Hace un año, mi hermana pequeña, Anaclara Vidaurrazaga, que ya no es pequeña pero con quien nos llevamos 15 años, fue despedida del colegio “Ecosistema Arrayán”, donde trabajaba como profesora básica en Linares. No la echaron por incompetente, ni porque debían reducir la planta, o por cuestionar sus métodos de enseñanza. La despidieron por ser lesbiana.

Una docente organizó una salida pedagógica de todo el colegio para ver la obra de teatro «El regalo» sobre homofobia, actividad en la que fue incluido el curso en el que mi hermana llevaba la jefatura. En algún momento de la presentación, un personaje masculino recordó un amor de infancia -otro “niño varón”, minuto en que apoderados empezaron a salir de la sala, espantados. El resultado: carta a la directora, y el despido de la docente que organizó la actividad y de mi hermana, cuya única responsabilidad en el hecho fue llevar a su curso por orden del colegio y ser lesbiana, hecho ya conocido en la escuela.

Cuando pienso en esto, rememoro mi propia historia en la que –por supuesto- he vivido injusticias.
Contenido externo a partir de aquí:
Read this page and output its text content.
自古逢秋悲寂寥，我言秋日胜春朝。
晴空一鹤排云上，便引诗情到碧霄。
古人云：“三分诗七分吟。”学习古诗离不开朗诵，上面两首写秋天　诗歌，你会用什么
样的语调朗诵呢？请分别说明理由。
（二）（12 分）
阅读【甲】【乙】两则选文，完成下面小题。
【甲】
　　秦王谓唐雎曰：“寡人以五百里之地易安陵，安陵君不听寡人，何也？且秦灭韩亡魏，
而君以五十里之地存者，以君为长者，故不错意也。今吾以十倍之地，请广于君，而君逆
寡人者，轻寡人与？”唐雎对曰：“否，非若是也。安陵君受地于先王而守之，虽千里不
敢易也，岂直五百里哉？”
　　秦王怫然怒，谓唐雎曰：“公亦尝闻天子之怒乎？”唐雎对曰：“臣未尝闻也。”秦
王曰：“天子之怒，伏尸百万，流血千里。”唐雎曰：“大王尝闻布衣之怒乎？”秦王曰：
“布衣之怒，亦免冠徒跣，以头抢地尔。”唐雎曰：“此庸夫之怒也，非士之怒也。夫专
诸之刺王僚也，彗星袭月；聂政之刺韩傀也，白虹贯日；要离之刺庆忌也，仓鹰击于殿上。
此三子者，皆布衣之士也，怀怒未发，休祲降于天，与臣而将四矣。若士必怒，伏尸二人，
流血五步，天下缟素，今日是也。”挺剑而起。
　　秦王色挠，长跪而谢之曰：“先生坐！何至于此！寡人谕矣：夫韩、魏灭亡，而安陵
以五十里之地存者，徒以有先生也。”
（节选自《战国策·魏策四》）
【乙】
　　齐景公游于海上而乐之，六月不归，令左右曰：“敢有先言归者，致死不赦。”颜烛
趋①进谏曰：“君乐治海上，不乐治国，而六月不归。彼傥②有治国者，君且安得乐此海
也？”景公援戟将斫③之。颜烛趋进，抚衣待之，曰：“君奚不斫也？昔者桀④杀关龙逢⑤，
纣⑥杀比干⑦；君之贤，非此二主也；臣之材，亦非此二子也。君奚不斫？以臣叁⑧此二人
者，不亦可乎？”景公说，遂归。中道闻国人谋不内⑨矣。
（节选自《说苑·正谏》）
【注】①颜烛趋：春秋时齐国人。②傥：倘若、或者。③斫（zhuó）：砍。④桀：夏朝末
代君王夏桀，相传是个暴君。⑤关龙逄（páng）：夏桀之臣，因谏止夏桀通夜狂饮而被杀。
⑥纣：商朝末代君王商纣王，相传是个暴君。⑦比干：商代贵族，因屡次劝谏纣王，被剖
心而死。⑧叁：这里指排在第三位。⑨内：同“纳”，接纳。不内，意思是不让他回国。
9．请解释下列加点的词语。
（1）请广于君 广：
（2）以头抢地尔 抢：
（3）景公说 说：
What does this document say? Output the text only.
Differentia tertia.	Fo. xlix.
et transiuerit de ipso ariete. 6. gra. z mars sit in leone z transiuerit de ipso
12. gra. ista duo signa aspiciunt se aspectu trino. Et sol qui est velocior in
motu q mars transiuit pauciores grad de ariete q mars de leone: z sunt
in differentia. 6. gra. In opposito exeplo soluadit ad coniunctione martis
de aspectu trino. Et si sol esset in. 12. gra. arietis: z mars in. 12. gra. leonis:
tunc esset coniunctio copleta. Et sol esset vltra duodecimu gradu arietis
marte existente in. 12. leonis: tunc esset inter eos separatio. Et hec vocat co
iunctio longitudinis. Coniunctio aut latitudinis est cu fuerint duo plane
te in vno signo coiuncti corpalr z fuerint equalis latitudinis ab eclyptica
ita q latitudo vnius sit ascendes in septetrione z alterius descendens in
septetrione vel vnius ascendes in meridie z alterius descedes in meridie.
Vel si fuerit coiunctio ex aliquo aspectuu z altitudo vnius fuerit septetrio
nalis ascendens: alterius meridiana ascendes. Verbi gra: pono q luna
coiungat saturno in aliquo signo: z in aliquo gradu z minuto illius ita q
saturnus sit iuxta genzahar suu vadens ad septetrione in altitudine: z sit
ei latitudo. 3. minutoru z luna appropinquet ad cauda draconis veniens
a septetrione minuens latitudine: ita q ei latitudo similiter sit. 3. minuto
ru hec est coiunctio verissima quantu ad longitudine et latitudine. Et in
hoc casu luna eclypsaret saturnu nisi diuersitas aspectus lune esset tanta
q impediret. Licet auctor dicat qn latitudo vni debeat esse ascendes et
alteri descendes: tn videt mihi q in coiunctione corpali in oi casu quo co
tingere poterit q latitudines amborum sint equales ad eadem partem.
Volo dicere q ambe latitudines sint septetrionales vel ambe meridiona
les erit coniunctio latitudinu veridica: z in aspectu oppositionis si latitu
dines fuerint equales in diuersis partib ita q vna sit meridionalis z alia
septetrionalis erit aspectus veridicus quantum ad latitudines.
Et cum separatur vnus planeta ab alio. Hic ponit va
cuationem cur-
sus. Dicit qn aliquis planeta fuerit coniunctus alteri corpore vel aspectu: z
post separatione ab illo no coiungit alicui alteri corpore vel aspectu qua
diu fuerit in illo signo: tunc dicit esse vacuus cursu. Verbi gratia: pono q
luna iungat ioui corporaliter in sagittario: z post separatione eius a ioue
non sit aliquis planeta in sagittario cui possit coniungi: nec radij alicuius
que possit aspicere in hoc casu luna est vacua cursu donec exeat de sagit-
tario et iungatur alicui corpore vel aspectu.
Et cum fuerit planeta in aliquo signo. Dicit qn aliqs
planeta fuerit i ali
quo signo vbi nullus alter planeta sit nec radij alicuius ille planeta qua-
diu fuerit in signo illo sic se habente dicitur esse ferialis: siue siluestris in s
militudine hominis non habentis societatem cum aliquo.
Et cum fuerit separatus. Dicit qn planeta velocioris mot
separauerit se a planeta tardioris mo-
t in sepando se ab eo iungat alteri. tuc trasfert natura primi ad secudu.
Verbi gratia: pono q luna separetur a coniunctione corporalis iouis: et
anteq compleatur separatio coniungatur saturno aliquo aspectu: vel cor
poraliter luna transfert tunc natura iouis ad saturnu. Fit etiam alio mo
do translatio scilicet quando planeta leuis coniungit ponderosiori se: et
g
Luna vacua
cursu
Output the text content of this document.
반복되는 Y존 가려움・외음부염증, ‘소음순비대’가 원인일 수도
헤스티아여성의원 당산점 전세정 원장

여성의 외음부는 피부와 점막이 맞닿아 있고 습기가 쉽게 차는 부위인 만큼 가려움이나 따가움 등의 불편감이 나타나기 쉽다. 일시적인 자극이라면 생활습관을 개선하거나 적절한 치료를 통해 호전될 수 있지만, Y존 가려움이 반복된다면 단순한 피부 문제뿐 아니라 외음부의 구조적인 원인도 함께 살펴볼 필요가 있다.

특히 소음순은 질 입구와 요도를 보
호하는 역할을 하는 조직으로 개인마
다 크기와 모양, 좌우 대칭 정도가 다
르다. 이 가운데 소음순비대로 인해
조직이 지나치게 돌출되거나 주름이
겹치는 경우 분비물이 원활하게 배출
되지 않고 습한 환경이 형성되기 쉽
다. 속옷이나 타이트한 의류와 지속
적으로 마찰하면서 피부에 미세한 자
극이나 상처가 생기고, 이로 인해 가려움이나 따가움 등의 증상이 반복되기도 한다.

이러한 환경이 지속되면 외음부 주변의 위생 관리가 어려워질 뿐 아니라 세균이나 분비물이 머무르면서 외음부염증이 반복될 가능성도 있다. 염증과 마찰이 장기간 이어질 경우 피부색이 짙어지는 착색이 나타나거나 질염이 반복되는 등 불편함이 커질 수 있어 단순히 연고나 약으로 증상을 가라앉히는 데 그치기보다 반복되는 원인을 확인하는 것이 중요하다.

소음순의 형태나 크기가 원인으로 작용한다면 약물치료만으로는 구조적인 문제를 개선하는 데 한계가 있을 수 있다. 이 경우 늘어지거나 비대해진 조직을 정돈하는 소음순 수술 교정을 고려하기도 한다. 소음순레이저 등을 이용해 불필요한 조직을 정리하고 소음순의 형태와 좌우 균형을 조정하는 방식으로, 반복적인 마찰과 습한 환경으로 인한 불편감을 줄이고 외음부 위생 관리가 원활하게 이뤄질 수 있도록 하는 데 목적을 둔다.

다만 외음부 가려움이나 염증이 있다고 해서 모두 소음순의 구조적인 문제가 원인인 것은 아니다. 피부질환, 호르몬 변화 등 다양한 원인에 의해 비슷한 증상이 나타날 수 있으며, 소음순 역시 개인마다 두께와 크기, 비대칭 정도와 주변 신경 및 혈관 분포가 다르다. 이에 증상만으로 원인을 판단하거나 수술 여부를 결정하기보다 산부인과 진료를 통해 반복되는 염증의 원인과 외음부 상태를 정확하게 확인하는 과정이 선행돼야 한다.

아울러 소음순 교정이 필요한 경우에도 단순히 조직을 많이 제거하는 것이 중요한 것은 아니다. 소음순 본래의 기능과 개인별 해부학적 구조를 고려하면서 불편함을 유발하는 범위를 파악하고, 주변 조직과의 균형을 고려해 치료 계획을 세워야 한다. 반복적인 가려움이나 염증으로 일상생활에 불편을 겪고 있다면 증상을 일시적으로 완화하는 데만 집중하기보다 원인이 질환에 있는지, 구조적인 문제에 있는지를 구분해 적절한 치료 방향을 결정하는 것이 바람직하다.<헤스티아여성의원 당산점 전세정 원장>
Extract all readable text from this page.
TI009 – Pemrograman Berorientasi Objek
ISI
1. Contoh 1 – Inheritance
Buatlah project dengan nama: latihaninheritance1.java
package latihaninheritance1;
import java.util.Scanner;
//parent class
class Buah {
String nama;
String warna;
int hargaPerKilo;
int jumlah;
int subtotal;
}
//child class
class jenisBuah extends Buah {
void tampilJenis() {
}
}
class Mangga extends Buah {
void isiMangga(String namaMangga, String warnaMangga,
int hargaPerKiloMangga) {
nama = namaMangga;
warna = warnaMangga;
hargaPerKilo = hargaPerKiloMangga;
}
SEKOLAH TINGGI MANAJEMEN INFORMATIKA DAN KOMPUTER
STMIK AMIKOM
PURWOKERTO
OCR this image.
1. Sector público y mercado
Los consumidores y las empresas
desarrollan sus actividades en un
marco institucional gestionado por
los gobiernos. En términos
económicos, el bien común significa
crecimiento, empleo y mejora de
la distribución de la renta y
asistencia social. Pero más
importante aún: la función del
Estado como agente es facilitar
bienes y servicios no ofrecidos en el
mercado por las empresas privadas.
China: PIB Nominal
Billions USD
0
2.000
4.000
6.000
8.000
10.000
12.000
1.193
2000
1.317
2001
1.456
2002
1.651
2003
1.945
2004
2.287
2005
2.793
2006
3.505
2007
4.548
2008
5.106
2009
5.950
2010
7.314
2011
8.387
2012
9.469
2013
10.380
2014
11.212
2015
Pero nunca, nunca tuve miedo a que me despidieran por quien había elegido para acompañar mi vida o mis noches. Nunca reprimí dar la mano en la calle o despedirme con un beso. Nunca pensé si me convenía decir pololo o pareja ante un público específico. Y entonces siento la misma vergüenza que cuando ese pequeño se robó mi helado por la desesperación de probarlo sin tener cómo.

Mi hermana fue muy esperada y querida. Cuando chiquita, y por ser arisca, la engañábamos con un juego en el que ella vendía huevitos imaginarios que sacaba de un canastito y nosotros le pagábamos con besitos. Y cuando recuerdo eso me avergüenzo del país en que vive y del privilegio que he tenido para ser quien soy. Mi hermana no es la única. Todos los días hay Isabeles, Emmas, Borises, Eves, Fernandos y Ells, que han vivido pensando cómo es conveniente actuar o qué decir –y dónde- para protegerse. Todos los días hay Samueles, Nicolaces y Damianes que pelean para sentirse cómodos en los cuerpos con los que nacieron, teniendo que además dar explicaciones para habitar el mismo espacio que yo habito porque sí. Y me da vergüenza.

Puedo entender la idea de reivindicar el orgullo. Porque tal vez cuando se ha crecido soportando las miradas ajenas sospechosas, el momento en que se logra decir “no me importa lo que diga el resto, esto es lo que soy”, efectivamente es de satisfacción. Y también puedo comprender las críticas, porque es complejo celebrar cuando la violencia es cotidiana, cuando los avances son en derechos individuales como si estas brutalidades no fueran problemas colectivos, cuando las organizaciones que convocan han tenido historias de agresiones patriarcales y autoritarias innegables.

Puedo entender el orgullo y también la rabia. Pero para mí este mes, cuando mi hermana -la misma que repartía huevitos invisibles- debe exponerse a un juicio laboral solo por amar a otra mujer, solo queda la vergüenza.